2014年12月からTokyoリージョンでも利用できるようになりました。
やってみた
概要
サーバーエラーはRuby on Railsのログに全て記載されるので、ここを監視するのが比較的簡単にエラーを知る方法かなと思います。サーバーエラーが発生した時はそのログをCloudWatch Logsに投げるようにして、CloudWatch側でアラートを設定します。
IAM Userの作成
ポリシーを以下のようにして、CloudWatch Logs用のIAMユーザーを作成しました
{
"Version": "2012-10-17",
"Statement": [
{
"Effect": "Allow",
"Action": [
"logs:*",
"s3:GetObject"
],
"Resource": [
"arn:aws:logs:us-east-1:*:*",
"arn:aws:s3:::*"
]
}
]
}
(参考: https://github.com/ryotarai/fluent-plugin-cloudwatch-logs/blob/master/README.md)
作成したら、AccessTokenとSecretを控えておきます。
fluentdの設定
1. fluent-plugin-cloudwatch-logs プラグインをインストールします。

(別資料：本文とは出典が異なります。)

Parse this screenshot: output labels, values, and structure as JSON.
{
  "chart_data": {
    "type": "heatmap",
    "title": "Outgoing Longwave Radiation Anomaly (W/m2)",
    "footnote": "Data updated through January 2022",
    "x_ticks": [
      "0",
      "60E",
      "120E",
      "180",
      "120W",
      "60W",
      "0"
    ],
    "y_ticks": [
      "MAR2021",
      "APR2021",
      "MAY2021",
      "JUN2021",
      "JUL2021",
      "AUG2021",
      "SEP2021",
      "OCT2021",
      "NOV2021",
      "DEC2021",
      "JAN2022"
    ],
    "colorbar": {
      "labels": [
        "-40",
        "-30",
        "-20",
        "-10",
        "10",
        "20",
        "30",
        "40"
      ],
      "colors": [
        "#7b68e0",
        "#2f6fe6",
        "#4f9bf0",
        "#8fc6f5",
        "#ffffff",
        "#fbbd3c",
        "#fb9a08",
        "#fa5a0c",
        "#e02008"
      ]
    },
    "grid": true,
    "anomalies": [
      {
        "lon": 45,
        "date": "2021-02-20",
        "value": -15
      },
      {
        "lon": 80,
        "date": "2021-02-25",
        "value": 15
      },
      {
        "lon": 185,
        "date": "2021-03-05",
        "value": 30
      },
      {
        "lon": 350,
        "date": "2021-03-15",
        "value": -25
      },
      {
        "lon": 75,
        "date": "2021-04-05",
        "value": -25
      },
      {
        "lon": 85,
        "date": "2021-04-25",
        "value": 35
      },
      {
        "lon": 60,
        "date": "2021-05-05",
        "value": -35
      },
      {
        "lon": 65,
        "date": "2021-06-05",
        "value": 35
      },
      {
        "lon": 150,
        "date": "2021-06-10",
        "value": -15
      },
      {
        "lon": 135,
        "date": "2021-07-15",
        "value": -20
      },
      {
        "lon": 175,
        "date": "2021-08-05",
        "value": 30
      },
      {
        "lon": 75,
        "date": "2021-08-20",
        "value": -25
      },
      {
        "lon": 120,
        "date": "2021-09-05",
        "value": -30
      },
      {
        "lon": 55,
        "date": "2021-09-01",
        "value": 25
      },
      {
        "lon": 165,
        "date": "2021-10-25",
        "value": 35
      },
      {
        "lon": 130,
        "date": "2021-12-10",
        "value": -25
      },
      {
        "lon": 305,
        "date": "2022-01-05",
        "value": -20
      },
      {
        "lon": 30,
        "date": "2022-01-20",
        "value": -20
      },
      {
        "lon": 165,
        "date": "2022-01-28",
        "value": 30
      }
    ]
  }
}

$ /usr/lib64/fluent/ruby/bin/gem install fluent-plugin-cloudwatch-logs --no-ri --no-rdoc
2. td-agent.confに設定を記述する
<source> type tail path /path/to/logfile.log pos_file /var/log/td-agent/logfile.log.pos tag app.error format /^E, (?<log>.*)$/ </source> <match app.error> type cloudwatch_logs log_group_name your_log_group_name log_stream_name your_log_stream_name auto_create_stream true </match>
3. 環境変数の設定
td-agentユーザーにはログインシェルがなかったため、/etc/init.d/td-agentに以下のように記述しました。

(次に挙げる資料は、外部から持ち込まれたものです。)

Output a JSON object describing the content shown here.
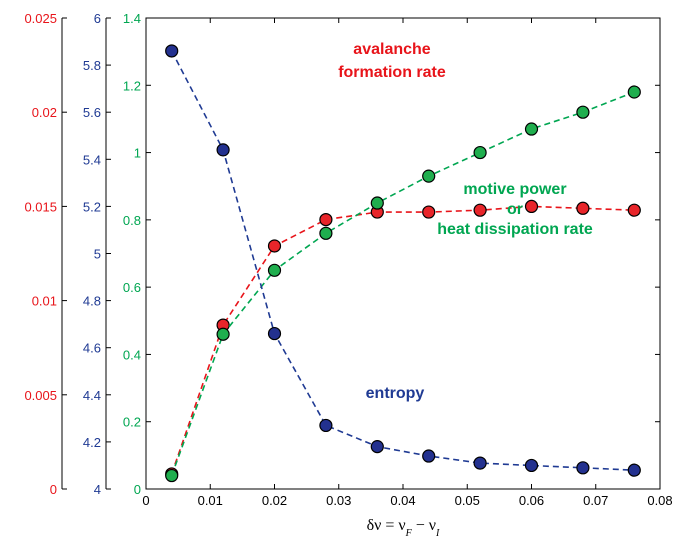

export AWS_REGION="your_region" export AWS_ACCESS_KEY_ID="YOUR_ACCESS_KEY" export AWS_SECRET_ACCESS_KEY="YOUR_SECRET_ACCESS_KEY"
4. td-agentの起動
$ service td-agent start
5. td-agent.logの確認
デフォルトだと/var/log/td-agentにあるtd-agent.logにエラーが表示されていないことを確認します。
アラートの設定
fluentdが起動してAWS ConsoleからCloudWatch Logsに移動すると、Log GroupとLog Streamが自動で生成されていました。Log Groupsからアラートを設定したいLog Groupを選択してCreate Metric Filterからアラートを設定します。
Filter Patternに検出パターンを入力して、アラートを設定したら完成です!
まとめ
簡単なアプリの監視をアプリ側の変更なしで、かつ少ない手順で作成することが出来ました。
機械的にエラーを検出することができ、通知もログの取得も簡単になりました。
このように一時的なログの置き場として利用したり、ログ自体を監視したい時にCloudWatch Logsは便利なサービスです。機会があれば利用してみてはどうでしょうか。